Wednesday, April 16, 2014

Twilight

I preach my first Easter sermon this Sunday.  It's kind of a milestone for preachers, the opportunity to put your own take on a 2000 year old story.  I know I'll one day approach the text with less fizzing energy, but now I find myself staring at screens and pads of paper, trying to find a way into the story.  It's harder than you'd think. 

Right now though, I find myself fixated on the fact that scripture tells us that Jesus rose from the dead before the dawn.  In the darkness and silence of a stone tomb, with no one around, Jesus unwound his graveclothes from his body.  And then?  He stepped out into the deep inky blue of night, alone.

We make so much of light, and day and dawn, don't we?  When people make big life changes, we say things like "It's a new day!"  Many Easter services happen at sunrise (with unfortunate punning to accompany them: Sunrise & Son-rise), drawing powerful metaphors about dawn into the resurrection.  It's pretty, I'll admit, to find so much inspiration from light and the possibilities of new days.

But the Resurrection, Easter....
They came in darkness.  In silence.  Before dawn.

I find so much peace in this.  That God could meet us, could meet me in the dark places of my existence, right in my deepest pain and quietly breathe life into me again.  That God did meet me when I was entombed in grief and helped to unwrap the linens of the grave from around me.

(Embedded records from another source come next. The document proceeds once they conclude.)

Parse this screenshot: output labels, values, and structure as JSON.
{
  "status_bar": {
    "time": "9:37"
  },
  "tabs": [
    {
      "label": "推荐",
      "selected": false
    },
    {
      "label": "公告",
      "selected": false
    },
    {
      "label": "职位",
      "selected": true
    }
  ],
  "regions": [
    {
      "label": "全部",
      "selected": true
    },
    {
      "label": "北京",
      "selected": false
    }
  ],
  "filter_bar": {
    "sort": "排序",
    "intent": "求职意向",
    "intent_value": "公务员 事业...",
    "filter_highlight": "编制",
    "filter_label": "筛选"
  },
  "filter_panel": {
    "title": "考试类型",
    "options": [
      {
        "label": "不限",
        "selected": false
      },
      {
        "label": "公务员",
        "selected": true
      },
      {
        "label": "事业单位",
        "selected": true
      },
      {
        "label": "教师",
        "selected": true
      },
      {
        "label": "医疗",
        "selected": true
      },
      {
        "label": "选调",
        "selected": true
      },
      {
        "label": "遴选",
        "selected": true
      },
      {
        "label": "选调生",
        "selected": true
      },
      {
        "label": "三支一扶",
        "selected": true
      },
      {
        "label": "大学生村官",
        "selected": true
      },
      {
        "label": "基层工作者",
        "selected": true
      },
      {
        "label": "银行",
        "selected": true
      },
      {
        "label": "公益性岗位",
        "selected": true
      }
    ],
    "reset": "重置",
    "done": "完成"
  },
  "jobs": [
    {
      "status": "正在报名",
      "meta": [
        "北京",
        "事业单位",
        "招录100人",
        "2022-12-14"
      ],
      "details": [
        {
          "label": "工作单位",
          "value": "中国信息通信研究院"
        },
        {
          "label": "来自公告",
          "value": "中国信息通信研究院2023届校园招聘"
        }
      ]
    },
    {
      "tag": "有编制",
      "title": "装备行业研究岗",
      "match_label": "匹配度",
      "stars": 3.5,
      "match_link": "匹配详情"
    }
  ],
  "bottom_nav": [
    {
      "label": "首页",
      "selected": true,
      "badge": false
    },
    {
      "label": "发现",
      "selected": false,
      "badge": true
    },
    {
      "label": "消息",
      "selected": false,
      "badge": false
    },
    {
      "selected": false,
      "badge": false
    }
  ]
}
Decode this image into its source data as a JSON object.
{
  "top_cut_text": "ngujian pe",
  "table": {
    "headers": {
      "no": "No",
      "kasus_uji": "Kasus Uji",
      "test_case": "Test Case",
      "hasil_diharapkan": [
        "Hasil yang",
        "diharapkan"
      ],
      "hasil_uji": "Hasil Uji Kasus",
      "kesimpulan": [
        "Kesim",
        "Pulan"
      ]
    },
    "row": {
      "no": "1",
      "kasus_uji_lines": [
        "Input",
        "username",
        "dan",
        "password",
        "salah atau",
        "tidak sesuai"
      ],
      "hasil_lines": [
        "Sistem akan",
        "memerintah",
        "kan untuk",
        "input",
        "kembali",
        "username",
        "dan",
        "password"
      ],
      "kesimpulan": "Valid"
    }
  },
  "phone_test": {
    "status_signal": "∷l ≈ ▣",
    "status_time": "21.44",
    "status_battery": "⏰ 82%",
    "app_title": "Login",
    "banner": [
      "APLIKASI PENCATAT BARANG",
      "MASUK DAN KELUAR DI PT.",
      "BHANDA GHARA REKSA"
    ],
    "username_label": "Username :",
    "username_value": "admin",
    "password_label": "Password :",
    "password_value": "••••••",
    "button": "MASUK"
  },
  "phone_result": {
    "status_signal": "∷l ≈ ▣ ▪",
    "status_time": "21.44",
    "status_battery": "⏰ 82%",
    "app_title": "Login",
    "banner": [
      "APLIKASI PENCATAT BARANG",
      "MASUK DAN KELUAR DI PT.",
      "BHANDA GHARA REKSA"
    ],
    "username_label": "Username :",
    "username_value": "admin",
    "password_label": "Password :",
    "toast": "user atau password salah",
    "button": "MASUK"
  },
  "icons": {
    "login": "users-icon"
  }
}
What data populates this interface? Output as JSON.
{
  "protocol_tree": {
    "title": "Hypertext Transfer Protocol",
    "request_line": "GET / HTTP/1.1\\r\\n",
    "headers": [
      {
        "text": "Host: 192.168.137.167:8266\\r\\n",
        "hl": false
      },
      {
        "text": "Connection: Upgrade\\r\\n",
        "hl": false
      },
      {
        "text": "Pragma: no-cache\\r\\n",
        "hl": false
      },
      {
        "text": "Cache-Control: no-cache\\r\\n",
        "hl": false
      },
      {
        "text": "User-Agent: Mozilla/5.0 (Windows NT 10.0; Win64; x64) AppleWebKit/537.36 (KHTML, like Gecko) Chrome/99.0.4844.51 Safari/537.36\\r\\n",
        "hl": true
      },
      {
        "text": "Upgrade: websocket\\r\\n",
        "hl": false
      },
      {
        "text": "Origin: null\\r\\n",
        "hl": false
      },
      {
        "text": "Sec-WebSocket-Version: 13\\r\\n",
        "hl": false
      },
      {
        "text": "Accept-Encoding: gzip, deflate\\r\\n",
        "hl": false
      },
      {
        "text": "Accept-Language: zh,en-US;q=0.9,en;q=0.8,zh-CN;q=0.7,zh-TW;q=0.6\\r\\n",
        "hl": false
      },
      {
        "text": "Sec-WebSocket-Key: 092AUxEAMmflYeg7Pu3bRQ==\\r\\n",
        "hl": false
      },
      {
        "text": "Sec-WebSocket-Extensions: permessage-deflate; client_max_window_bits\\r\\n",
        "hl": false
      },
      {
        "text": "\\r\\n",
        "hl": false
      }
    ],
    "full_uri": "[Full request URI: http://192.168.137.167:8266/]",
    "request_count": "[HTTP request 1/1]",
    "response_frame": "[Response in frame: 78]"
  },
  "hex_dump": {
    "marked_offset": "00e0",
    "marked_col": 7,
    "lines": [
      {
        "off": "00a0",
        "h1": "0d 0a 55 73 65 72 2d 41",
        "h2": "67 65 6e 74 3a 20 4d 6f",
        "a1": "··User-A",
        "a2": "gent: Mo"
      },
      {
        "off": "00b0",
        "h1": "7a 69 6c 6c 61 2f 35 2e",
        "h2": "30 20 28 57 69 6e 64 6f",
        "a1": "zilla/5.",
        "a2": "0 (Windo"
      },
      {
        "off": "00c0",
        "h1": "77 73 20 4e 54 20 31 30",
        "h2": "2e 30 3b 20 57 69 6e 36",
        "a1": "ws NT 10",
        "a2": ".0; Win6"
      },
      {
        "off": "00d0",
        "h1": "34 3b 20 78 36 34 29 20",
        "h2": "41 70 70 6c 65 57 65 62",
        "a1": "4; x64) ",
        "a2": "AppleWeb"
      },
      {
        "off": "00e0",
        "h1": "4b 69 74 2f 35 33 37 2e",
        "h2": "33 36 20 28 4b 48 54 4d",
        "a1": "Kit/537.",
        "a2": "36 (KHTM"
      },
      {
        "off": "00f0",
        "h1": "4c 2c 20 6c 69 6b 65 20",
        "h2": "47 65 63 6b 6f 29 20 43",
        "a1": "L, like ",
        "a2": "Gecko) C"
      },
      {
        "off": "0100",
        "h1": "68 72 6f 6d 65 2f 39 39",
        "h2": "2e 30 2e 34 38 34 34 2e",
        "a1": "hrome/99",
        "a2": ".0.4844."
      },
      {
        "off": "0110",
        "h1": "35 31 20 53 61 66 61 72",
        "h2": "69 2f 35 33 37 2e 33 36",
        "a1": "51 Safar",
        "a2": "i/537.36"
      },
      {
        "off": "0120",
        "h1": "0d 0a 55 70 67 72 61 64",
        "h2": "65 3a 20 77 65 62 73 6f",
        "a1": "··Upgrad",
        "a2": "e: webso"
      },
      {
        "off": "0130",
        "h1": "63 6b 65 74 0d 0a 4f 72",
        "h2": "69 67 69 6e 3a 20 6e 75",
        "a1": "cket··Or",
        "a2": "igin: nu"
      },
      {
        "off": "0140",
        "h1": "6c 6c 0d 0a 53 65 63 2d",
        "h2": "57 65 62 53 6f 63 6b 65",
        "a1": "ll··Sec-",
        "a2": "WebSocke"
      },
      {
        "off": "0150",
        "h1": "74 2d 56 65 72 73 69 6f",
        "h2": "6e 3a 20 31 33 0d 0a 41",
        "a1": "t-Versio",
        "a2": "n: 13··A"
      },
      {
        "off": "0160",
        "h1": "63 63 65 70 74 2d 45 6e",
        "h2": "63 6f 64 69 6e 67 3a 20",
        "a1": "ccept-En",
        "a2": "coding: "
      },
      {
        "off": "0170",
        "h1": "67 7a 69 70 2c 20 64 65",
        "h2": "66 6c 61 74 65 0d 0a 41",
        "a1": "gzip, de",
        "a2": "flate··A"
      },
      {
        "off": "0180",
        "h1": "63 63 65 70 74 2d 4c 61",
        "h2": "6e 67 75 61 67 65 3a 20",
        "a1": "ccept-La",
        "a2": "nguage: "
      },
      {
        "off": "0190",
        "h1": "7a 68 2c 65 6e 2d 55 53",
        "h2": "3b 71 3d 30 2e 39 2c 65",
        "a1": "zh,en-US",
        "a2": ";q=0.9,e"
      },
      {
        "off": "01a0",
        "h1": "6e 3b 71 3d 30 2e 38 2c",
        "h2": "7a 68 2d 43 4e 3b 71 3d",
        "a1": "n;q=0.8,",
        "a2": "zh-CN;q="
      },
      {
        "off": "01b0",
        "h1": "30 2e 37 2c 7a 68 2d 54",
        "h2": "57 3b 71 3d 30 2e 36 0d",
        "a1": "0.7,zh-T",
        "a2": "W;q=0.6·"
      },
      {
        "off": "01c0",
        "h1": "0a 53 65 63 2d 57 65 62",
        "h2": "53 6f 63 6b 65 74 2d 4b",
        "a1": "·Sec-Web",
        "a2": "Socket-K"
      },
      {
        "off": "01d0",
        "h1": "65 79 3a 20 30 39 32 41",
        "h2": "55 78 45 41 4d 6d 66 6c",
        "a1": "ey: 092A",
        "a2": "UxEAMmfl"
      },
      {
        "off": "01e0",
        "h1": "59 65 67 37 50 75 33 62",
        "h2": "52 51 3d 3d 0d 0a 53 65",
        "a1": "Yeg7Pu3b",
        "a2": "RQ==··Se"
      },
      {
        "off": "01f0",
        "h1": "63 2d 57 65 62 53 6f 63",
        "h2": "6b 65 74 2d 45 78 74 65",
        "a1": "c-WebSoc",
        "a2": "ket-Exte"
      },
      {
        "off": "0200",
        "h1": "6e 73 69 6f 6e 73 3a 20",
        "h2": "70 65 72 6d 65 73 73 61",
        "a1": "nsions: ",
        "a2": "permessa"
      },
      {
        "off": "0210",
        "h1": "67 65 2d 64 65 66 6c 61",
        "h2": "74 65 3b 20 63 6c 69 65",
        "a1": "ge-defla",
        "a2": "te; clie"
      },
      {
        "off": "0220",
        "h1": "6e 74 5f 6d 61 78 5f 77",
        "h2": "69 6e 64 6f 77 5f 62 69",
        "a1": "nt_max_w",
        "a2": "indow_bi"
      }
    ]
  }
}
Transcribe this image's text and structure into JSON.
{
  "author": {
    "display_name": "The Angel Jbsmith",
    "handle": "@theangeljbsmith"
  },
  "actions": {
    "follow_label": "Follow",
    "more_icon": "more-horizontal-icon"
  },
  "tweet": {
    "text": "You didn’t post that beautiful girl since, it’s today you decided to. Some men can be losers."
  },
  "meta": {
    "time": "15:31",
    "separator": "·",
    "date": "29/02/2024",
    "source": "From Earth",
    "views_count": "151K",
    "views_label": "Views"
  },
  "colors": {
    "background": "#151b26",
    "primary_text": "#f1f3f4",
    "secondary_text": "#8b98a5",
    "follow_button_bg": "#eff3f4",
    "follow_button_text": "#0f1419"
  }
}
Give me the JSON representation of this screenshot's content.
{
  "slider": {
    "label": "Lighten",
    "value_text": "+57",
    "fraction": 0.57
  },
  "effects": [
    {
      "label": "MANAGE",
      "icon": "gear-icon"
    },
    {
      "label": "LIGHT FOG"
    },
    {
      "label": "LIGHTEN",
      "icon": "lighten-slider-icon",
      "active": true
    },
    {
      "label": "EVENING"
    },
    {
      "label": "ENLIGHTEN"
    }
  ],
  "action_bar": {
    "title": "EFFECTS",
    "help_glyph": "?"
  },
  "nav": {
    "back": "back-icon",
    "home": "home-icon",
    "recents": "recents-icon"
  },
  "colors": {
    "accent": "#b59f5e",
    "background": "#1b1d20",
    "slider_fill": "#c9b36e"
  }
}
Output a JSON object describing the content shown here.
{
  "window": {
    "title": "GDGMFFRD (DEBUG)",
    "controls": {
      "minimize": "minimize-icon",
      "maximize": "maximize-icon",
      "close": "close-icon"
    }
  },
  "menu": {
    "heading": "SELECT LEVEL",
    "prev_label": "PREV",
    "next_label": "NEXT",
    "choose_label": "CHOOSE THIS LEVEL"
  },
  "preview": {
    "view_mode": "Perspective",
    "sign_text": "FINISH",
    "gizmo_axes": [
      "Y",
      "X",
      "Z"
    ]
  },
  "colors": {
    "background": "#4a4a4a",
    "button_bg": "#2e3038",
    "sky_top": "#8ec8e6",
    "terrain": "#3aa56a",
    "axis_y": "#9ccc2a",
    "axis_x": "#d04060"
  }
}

It was standing in the waves of the gulf that I finally released myself from the grave of my old life, my failed marriage.  But God had been meeting me, night after night, in the darkness, in the silence, not waiting for dawn to begin the process of my resurrection.  

Perhaps we should stop emphasizing dawn to each other, to ourselves.  Scripture calls us children of light, it's true.  But Genesis reminds us that God created the light AND the darkness and called them BOTH good.  The Christ child was born at night, his arrival heralded not by dawn but by bright evening stars.  And the Risen Christ took his first steps into the darkness that precedes dawn, our Living God revealed in twilight.  

If you are searching for your own Easter, for your own rebirth, your own healing, your own resurrection, do not be dismayed if dawn and daylight pass you by.  Take note, my friends, of what God is doing in the darkness that precedes the lightening of the skies.  Perhaps like Christ, God will breathe life into you while the Milky Way twinkles and blood moons rise.   Do not be afraid of the shadows, dear ones. There are many of us here, being healed in the stillness of night, removing the shrouds of our graves.  

May you find your own Easter, whether it comes in darkness or light.

1 comment:

Charlotte Coyle said...

So many beautiful real life connections to growth in the darkness: the seed in the soil, the child in the womb, the not-yet butterfly finding its way to new life in the deep night of the cocoon. Thank you for this. As always - wise and grace-full reflections.